I was walking in the lobby of church a week or so ago with Rhonda when I stopped for some reason (I don’t remember what), and she moved on to take care of something. Two women thought they recognized me and asked if I was who I am. When I happily agreed that I was he, they continued with their questions.
“Your daughter just had a baby right?” one of them asked.
“Yes, she did,” I said.
“It was a little boy wasn’t it?” asked the other.
“Yes, it was,” I replied
“Now was that your daughter or your wife who was just with you?”
There are at least a couple ways to interpret this conversation: I look old, Rhonda looks young, or both. She certainly smiles more than I do – maybe that’s it.

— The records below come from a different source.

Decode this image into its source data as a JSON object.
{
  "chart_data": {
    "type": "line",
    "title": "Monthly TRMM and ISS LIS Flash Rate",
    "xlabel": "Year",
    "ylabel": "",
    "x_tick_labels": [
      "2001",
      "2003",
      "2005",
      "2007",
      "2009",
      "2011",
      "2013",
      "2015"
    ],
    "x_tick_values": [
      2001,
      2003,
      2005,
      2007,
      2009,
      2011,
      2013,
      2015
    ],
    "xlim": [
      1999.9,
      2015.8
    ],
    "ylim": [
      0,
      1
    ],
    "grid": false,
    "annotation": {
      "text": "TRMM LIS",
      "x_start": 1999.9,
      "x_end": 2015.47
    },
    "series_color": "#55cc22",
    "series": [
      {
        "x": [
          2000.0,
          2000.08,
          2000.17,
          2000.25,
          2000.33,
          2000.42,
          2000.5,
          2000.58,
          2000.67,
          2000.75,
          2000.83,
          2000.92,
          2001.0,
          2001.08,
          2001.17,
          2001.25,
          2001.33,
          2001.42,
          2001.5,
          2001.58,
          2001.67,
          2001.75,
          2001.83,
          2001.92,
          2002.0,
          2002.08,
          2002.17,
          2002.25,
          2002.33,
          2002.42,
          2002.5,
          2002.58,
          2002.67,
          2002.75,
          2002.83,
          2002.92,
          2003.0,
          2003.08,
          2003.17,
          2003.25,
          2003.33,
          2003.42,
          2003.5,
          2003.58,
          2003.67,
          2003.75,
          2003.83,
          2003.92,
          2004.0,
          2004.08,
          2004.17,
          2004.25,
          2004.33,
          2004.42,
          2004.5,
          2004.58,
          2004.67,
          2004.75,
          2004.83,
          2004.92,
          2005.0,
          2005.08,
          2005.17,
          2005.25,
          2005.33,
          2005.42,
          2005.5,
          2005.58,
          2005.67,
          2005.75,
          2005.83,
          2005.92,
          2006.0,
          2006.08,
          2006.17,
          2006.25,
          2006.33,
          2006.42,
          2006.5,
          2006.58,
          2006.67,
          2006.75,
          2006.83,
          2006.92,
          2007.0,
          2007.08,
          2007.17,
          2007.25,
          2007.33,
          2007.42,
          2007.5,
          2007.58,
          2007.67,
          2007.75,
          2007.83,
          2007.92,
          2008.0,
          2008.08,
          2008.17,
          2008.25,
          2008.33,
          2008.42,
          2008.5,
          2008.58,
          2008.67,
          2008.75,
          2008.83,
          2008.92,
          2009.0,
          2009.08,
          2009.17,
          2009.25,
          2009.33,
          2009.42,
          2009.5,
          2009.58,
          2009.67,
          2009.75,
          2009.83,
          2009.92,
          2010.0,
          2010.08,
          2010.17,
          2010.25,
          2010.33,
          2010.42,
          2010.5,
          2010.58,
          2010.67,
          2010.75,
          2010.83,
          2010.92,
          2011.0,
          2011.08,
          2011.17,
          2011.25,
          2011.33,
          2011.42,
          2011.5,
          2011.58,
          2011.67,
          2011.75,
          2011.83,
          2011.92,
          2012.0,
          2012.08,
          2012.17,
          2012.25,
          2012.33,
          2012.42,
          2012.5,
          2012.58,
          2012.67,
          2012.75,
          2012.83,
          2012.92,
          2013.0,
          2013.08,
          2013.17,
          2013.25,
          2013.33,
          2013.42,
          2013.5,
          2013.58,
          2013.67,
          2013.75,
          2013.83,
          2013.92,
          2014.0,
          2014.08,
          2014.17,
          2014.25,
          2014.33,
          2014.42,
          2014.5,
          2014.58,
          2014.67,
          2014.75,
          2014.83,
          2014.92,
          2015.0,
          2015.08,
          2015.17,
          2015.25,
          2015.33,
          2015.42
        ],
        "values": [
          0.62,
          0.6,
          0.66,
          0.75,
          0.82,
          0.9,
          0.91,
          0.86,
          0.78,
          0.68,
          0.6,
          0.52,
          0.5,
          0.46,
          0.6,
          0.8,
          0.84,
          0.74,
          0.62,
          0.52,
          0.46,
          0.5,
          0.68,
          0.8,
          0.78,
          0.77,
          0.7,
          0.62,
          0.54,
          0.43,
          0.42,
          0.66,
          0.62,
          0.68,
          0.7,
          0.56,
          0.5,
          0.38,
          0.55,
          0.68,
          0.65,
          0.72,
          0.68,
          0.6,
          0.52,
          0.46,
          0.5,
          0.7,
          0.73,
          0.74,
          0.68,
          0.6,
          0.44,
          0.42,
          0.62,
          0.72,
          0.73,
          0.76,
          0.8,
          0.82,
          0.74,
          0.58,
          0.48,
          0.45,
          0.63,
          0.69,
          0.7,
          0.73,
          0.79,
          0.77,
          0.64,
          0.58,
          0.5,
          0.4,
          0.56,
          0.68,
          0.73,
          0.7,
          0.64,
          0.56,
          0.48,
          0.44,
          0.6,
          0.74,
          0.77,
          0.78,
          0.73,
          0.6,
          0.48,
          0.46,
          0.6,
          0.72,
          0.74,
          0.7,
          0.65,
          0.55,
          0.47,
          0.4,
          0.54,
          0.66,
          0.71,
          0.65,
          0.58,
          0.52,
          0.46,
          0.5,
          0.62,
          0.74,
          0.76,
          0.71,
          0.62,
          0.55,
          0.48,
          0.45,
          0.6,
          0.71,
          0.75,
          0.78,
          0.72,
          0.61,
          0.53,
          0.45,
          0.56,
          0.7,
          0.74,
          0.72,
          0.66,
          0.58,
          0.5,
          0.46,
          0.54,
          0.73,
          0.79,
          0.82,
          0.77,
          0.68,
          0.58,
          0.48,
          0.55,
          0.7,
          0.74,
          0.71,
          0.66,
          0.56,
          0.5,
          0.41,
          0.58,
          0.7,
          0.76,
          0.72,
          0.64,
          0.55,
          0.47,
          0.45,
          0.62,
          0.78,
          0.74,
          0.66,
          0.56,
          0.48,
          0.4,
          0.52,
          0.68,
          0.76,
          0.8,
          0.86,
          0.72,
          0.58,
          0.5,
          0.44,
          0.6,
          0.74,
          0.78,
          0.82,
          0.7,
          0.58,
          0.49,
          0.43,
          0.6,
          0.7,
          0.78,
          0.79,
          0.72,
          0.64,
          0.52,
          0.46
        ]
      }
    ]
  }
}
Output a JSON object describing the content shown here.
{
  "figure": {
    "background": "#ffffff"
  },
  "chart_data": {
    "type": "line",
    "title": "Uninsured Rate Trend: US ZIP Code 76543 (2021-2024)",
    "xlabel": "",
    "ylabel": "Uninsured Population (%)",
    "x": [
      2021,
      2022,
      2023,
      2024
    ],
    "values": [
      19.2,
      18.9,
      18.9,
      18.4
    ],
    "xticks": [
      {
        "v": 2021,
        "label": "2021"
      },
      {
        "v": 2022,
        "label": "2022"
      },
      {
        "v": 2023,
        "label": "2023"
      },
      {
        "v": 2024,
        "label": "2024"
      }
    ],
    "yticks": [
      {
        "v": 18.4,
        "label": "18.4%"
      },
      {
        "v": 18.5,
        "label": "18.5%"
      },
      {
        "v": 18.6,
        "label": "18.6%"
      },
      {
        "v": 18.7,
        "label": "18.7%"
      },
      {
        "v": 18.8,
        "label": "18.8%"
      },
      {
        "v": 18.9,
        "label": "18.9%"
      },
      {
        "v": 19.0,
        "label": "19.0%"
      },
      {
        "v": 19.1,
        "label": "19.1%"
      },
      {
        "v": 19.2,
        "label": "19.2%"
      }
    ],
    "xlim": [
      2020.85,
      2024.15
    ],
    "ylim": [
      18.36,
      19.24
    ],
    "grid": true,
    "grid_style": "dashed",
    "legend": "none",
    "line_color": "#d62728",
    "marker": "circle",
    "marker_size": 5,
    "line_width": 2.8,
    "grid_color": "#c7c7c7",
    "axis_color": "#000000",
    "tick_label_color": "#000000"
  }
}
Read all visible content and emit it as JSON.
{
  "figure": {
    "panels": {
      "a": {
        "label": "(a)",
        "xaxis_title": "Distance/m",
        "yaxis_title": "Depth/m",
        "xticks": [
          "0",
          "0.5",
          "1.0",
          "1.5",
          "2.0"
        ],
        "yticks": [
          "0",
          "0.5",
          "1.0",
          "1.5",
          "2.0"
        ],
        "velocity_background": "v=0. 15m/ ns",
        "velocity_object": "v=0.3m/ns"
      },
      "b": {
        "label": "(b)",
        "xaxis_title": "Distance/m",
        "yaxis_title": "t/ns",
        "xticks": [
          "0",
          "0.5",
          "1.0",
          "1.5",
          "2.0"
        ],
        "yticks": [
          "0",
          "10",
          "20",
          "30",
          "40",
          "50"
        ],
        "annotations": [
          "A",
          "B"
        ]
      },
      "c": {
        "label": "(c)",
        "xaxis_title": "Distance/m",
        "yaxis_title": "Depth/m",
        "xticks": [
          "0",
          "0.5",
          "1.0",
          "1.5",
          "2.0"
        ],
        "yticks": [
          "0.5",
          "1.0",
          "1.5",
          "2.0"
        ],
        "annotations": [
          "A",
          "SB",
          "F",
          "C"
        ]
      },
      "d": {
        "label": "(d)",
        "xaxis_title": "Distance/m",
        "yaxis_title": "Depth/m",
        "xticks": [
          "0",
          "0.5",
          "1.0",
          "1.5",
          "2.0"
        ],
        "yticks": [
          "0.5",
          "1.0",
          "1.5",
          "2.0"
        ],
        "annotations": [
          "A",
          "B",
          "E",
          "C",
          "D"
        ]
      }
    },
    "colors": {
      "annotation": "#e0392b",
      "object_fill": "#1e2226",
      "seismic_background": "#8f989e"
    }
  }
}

I was watching a rerun of the Bob Newhart show (the older one) and Emily, his wife, said to him, “Smile Bob,” and Bob said, “I am.” I couldn’t tell if he was, he may have been. At least he thought he was. I know how he feels; I very often think I am smiling, and then someone says, “Smile.” There was this one woman at church,
who whenever she saw me always said, “Smile.” She passed away and now her husband has taken
up the task. I am inclined to ask “Why?”, but that would just start an
argument. So I smile in a Mona Lisa sort
Mona Lisa, Leonardo da Vinci’s famous painting of a woman has been the subject of debate for hundreds of years. Is she smiling or serious? I read where it depends on the angle of the viewer, the size of the image, the distance to the image, and the lighting. It’s a matter of perspective, I suppose. But I guess it is better to put on a happy face and remove all doubt – or at least appear crazy.
Clearly, a smile can be misinterpreted. When I was in high school Kenny, a friend of mine, took the superintendent’s command, “Wipe that smile off your face,” literally and was escorted to the office for attempting to do so.
There are people who genuinely always seem to be happy. While conducting preliminary research, I asked a cheerful woman named Carole for her secret. “Attitude and gratitude,” she said with a smile. “You have to work at it.” I wrote that one down.
My grandson is beginning to smile – that big broad toothless grin of a happy baby. When I look at him I am reminded that I need to take care of my teeth, or I may wake up someday an old man with a similar toothless smile.